Enrollment Information

There are many resources available to students and parents on applying for college and for financial aid. Your high school guidance counselor is a good place to start. There are also many resources on the web that can help!

Begin with the college or university’s Web site. While you should not base your decision solely on what you see online, Web sites can give you a good place to learn about their degree programs, campus life and costs.

Almost all colleges and universities require a high school diploma and SAT or ACT scores. They differ widely, however, in their selectivity — in other words, how high your grades and scores must be. In addition, many may have additional requirements such as essays or letters of recommendation.

It is important to find out the admissions requirements for each university you plan to apply to well in advance. You don’t want to find you’re missing some requirements at the last moment. Admissions offices for most schools can be found on their Web sites.

Once you have narrowed your search, it is time to submit applications to those institutions. Some people recommend applying to as many as eight different schools — three “reach” schools; three “likely” schools; and two “safety” schools — that way you can be assured you’ll have a choice.

Each school will have a different application process, as well as different admissions requirements and deadlines for submission. Check with the admissions office of the school(s) you are interested in to make sure you have submitted everything required. Many schools now offer online applications–and most prefer this method.

Tuition and fees vary widely depending on the school. In general, in-state is cheaper than out-of-state and public is cheaper than private. Even within these groups, however, there can be wide differences. You should check with the admissions office at each school you are considering attending.

Find out the cost of tuition and fees at LSU System institutions through their individual Web sites.

Don’t forget, tuition and fees are only one part of the cost of attending college. Books and supplies have to be considered. Whether you live on-campus or off-campus, there will be cost-of-living expenses for housing, food and transportation. And there are always miscellaneous expenses for personal goods and entertainment.

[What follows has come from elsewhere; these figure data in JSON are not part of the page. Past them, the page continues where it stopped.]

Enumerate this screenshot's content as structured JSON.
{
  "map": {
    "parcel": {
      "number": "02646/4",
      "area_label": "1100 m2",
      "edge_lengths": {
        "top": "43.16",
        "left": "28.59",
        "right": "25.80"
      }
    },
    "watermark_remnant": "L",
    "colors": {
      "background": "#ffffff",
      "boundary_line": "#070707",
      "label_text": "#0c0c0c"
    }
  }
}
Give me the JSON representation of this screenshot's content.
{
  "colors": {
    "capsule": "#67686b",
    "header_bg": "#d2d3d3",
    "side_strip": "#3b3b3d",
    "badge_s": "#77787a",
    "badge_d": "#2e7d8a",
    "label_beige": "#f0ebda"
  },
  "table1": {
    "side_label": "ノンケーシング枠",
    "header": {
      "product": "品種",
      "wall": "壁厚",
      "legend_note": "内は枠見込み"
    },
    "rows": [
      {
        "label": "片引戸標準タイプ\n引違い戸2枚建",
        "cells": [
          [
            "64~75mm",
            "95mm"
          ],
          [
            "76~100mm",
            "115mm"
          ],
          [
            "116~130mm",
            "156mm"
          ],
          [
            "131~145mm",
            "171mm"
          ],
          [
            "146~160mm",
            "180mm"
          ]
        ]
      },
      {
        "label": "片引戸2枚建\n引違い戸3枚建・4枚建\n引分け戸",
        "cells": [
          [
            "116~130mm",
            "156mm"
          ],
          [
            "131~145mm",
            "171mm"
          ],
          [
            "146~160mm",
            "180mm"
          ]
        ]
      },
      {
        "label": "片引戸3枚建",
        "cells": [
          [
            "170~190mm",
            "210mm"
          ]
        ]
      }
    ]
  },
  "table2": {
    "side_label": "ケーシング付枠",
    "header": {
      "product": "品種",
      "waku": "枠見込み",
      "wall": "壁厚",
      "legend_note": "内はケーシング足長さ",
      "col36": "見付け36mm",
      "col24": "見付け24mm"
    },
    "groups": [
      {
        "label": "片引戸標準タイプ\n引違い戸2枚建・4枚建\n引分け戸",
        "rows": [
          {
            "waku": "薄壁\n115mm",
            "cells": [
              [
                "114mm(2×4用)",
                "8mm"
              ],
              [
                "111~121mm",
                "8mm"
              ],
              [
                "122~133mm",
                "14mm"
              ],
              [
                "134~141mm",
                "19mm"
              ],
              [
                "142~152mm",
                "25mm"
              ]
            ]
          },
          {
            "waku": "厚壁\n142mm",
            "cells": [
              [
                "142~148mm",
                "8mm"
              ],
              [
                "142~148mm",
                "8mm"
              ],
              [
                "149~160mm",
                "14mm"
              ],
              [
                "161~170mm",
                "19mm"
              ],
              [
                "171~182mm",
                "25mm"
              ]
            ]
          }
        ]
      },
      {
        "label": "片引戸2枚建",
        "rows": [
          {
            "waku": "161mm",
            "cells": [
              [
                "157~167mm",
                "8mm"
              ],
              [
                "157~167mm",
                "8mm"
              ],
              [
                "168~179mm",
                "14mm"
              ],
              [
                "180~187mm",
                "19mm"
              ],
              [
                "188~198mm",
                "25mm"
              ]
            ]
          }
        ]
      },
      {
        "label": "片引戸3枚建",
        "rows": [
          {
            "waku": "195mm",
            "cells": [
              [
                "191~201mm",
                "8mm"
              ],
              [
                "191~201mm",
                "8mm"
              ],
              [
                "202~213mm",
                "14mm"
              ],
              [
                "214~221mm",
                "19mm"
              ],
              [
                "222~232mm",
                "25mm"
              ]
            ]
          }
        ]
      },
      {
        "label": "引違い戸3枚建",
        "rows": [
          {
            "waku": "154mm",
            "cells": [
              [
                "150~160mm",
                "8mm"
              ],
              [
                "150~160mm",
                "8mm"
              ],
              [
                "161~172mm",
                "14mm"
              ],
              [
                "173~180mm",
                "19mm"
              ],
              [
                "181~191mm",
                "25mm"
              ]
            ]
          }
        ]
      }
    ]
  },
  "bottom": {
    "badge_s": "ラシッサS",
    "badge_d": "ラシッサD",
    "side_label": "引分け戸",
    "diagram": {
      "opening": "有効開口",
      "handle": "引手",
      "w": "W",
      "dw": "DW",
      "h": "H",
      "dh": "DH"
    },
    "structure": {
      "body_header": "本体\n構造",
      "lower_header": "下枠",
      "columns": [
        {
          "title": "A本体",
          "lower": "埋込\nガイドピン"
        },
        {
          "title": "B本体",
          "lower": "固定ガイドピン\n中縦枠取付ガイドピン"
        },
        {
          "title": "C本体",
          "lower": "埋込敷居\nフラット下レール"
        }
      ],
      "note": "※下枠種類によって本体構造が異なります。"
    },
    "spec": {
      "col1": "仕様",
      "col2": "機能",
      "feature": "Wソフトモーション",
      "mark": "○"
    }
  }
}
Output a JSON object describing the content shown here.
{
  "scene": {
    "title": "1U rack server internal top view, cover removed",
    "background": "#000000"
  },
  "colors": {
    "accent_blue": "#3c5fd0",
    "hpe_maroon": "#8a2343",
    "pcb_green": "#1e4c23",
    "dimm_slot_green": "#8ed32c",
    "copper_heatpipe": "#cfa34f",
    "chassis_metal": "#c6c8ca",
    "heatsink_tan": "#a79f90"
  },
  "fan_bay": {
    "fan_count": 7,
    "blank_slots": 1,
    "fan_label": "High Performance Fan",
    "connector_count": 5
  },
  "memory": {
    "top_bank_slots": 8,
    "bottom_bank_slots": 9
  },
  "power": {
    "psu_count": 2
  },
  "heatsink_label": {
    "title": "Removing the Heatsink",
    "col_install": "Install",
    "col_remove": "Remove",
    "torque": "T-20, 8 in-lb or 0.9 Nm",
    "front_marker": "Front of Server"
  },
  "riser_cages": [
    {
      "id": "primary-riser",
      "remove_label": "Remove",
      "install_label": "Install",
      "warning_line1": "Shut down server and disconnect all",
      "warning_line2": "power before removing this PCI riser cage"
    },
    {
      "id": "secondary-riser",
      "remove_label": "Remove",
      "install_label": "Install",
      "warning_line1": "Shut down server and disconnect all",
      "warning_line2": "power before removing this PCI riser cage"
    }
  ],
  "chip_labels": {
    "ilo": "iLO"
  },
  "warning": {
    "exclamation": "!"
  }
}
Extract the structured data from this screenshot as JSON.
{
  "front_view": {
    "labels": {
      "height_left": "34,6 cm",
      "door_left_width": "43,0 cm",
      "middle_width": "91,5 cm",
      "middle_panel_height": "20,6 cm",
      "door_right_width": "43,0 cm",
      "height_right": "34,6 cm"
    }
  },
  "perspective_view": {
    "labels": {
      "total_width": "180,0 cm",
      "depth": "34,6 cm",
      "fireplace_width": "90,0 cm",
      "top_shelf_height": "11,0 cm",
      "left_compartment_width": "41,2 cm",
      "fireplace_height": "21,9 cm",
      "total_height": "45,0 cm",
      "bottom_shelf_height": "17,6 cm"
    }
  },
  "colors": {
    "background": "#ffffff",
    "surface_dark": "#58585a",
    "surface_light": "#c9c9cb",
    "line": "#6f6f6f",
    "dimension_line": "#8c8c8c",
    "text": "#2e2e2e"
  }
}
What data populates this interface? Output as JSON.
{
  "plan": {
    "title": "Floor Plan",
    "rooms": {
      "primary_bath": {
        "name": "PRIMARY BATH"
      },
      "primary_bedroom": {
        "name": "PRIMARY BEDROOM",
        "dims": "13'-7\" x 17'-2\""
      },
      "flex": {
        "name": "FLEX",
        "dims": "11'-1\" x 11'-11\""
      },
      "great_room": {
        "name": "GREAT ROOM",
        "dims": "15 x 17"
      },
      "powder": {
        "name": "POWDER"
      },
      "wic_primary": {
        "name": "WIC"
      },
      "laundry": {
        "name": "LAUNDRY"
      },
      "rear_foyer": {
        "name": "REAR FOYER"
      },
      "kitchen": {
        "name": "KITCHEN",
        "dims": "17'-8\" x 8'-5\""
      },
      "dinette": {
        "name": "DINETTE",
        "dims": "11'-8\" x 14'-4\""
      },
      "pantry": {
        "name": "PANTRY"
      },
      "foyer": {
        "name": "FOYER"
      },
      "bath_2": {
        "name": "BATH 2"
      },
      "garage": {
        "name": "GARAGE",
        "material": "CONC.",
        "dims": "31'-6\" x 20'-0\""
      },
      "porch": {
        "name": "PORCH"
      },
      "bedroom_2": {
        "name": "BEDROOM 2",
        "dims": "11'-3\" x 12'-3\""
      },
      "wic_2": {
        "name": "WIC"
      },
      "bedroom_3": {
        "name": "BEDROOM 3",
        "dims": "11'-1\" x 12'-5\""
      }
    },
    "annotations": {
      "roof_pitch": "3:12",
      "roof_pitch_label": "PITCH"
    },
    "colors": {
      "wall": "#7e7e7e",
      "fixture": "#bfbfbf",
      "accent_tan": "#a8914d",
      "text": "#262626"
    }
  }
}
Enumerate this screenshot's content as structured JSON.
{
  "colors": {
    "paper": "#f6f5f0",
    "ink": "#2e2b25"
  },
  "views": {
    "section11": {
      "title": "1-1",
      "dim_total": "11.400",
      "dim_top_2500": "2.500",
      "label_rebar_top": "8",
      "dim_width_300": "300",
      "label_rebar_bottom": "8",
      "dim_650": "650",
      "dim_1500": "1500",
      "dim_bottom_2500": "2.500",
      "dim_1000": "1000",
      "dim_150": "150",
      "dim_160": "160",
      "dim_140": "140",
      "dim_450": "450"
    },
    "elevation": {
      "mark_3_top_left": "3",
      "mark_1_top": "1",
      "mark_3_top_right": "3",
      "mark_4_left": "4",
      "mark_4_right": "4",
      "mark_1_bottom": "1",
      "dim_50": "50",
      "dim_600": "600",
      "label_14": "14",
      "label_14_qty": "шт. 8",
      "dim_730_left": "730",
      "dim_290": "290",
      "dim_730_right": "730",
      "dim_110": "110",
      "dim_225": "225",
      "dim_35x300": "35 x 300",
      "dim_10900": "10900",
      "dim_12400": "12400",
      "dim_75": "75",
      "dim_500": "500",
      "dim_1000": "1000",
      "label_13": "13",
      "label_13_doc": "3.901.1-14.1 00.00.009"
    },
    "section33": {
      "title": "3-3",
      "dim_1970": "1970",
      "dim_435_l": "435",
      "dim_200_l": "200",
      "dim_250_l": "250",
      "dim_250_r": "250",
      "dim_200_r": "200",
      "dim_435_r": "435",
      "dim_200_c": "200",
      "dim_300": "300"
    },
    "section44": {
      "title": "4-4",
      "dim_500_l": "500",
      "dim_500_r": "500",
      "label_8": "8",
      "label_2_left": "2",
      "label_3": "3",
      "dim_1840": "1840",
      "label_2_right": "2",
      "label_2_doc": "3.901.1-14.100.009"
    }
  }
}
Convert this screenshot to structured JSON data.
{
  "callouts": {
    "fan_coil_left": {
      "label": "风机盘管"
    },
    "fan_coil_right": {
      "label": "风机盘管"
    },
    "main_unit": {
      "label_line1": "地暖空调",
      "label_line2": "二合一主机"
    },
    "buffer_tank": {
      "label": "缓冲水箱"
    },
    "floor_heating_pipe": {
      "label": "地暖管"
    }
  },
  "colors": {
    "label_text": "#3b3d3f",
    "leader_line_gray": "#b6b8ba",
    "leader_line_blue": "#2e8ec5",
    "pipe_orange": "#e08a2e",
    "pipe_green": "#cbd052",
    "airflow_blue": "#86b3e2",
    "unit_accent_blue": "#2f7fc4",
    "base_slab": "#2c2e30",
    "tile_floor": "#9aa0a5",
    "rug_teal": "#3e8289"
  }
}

There are several sites that offer budget worksheets to help students and potential students figure out their monthly cash flow.

Plan a visit to as many schools as possible. If you are interested in a school, but cannot visit, then make sure to visit them online. Ask friends or family who may have gone there. Check with the admissions office and see if they have a video or other promotional material. There are some commercial videos of campus tours that you can purchase. Just remember that this is not the same as seeing it for yourself.

You can visit each of our campus Web sites to learn more about planning a visit.

Selecting a college is ultimately a personal decision. Ask yourself which school is right for you. Consider location, cost, academic programs, selectiveness and reputation. Look at the degree programs offered. Consider the availability of extracurricular activities — Greek societies, athletics, music, fine arts, etc. Would you prefer a large or small school? Urban, suburban or rural? Do you want to live on or off campus?